Don’t miss Galatea Theatre’s production “Speed-Daters”, written and directed
at Te Karanga Gallery, K’Rd,
8pm Show –
23rd-25th Feb
and
The Pull Bar, K’Rd,
6.30pm Show –
3rd-5th March
VENUE
Te Karanga Gallery & The Pull Bar, K’rd Ballroom
TICKETS
Adult $17, Conc $15, Group $12
BOOKING
www.iticket.co.nz (09) 361 1000
www.facebook.com/Galatea-Theatre
View photos from the show (PDF 934KB)
Inventive script with desperate characters
Review by Adey Ramsel 24th Feb 2011
Our six sad, lonely, desperate characters are Bazz, the plumber and part time movie nerd; Nathaniel, the computer geek; Kasey the smarmy, oily guy; Margot the new-age grunge poet; Sally, a country and western chick; and Caroline, the fridge. Sure there are clichés in there but I think each character has enough life blown into them to help them rise above what could become a very predictable evening.

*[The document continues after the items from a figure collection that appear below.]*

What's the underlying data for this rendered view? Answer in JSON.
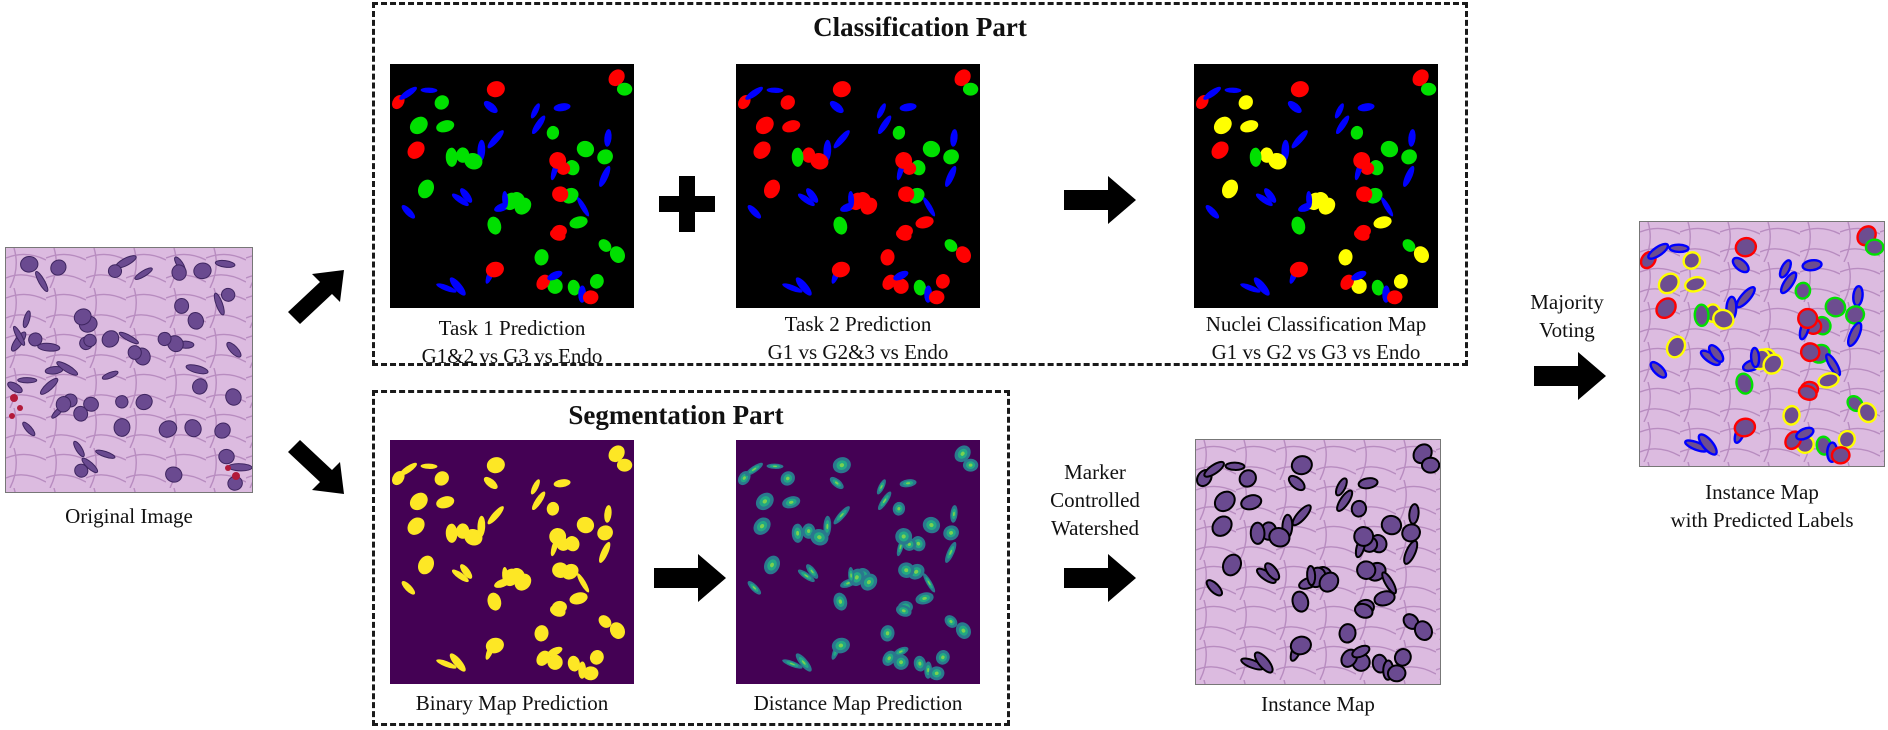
{
  "inputs": {
    "original_caption": "Original Image"
  },
  "classification": {
    "title": "Classification Part",
    "task1": {
      "line1": "Task 1 Prediction",
      "line2": "G1&2 vs G3 vs Endo"
    },
    "task2": {
      "line1": "Task 2 Prediction",
      "line2": "G1 vs G2&3 vs Endo"
    },
    "nuclei_map": {
      "line1": "Nuclei Classification Map",
      "line2": "G1 vs G2 vs G3 vs Endo"
    }
  },
  "segmentation": {
    "title": "Segmentation Part",
    "binary_caption": "Binary Map Prediction",
    "distance_caption": "Distance Map Prediction"
  },
  "watershed": {
    "line1": "Marker",
    "line2": "Controlled",
    "line3": "Watershed"
  },
  "instance_map_caption": "Instance Map",
  "voting": {
    "line1": "Majority",
    "line2": "Voting"
  },
  "output": {
    "line1": "Instance Map",
    "line2": "with Predicted Labels"
  },
  "colors": {
    "class_g1": "#ffff00",
    "class_g2": "#00e000",
    "class_g3": "#ff0000",
    "class_endo": "#0000ff",
    "seg_background": "#440154",
    "seg_foreground": "#fde725",
    "tissue": "#d7b0d8",
    "nucleus": "#6d4d90"
  }
}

Geoff Alan’s inventive script has the ensemble of six maintain a central role but also portray a number of other characters as we witness them before, after and during their dates. Support roles include numerous James Bonds, Gladiators, waiters, line dancers and poets to support their colleagues in various fantasies. Lack of props and costume changes work well in this piece and it is nice to see a company work with what they had – their talent. It would have been nice to see them given more characterisation within their main roles to play with.
Nicola Cliff as Margot displays a keen sense of underplaying and is maybe the most believable. Always just under the radar and never straying too far from realism, Cliff makes Margot the most intriguing and long before Nathaniel roots out that she’s rebelling against her parents money I think we’d singled her out as the most interesting.
Darren Ludlam leaps from one audience pleasing character to another whilst keeping his central pivot Bazz, as boringly amusing as possible. His brilliant opening line to yet another potential date, “So what do you know about ancient Roman waterways?” is a classic of the script.
Jonny Hair as Nathaniel does a good line in computer geek, complete with buttoned up cardigan and glasses, relying on predictable laughs but more than proving himself in the ensemble scenes. Joined by Grae Burton in a nice portrayal of Kasey, the token married guy trying to get a one night stand, this male trio works well together, providing many of the belly laughs of the evening; their best efforts being the dancing waiters and the poetry translation scene.
The girls though seem to come into their own in the one-on-ones with their opposite guys. Jo Clark gives a solid showing of a girl who wears her heart on her sleeve and her hobby in her clothes, a country girl and proud of it she is a nice foil to the other city slickers. Gina Timberlake as frigid Caroline proves that there’s always ‘one’ at every gathering: kind, gentle and ‘nice’.
Every character is identifiable, even if straight out of stock, but there were pleasing moans and groans of recognition from the audience. All the general themes you’d expect to find are here, maybe one too many as the point of focus does sometimes get blurred. With no plot as such to follow, the play may benefit from some editing which would make the script as a whole run clear and clean, and then either leave it as a shorter festival piece or, as mentioned, flesh it out with some solid characterisation and back story to fill the two acts.
With some genuine clever one-liners, some hilarious scenes (the threesome debate for one) and one or two surprises, namely lap dancing and a brilliantly titled poem (I won’t spoil it), Speed Daters is a solid addition to the Fringe.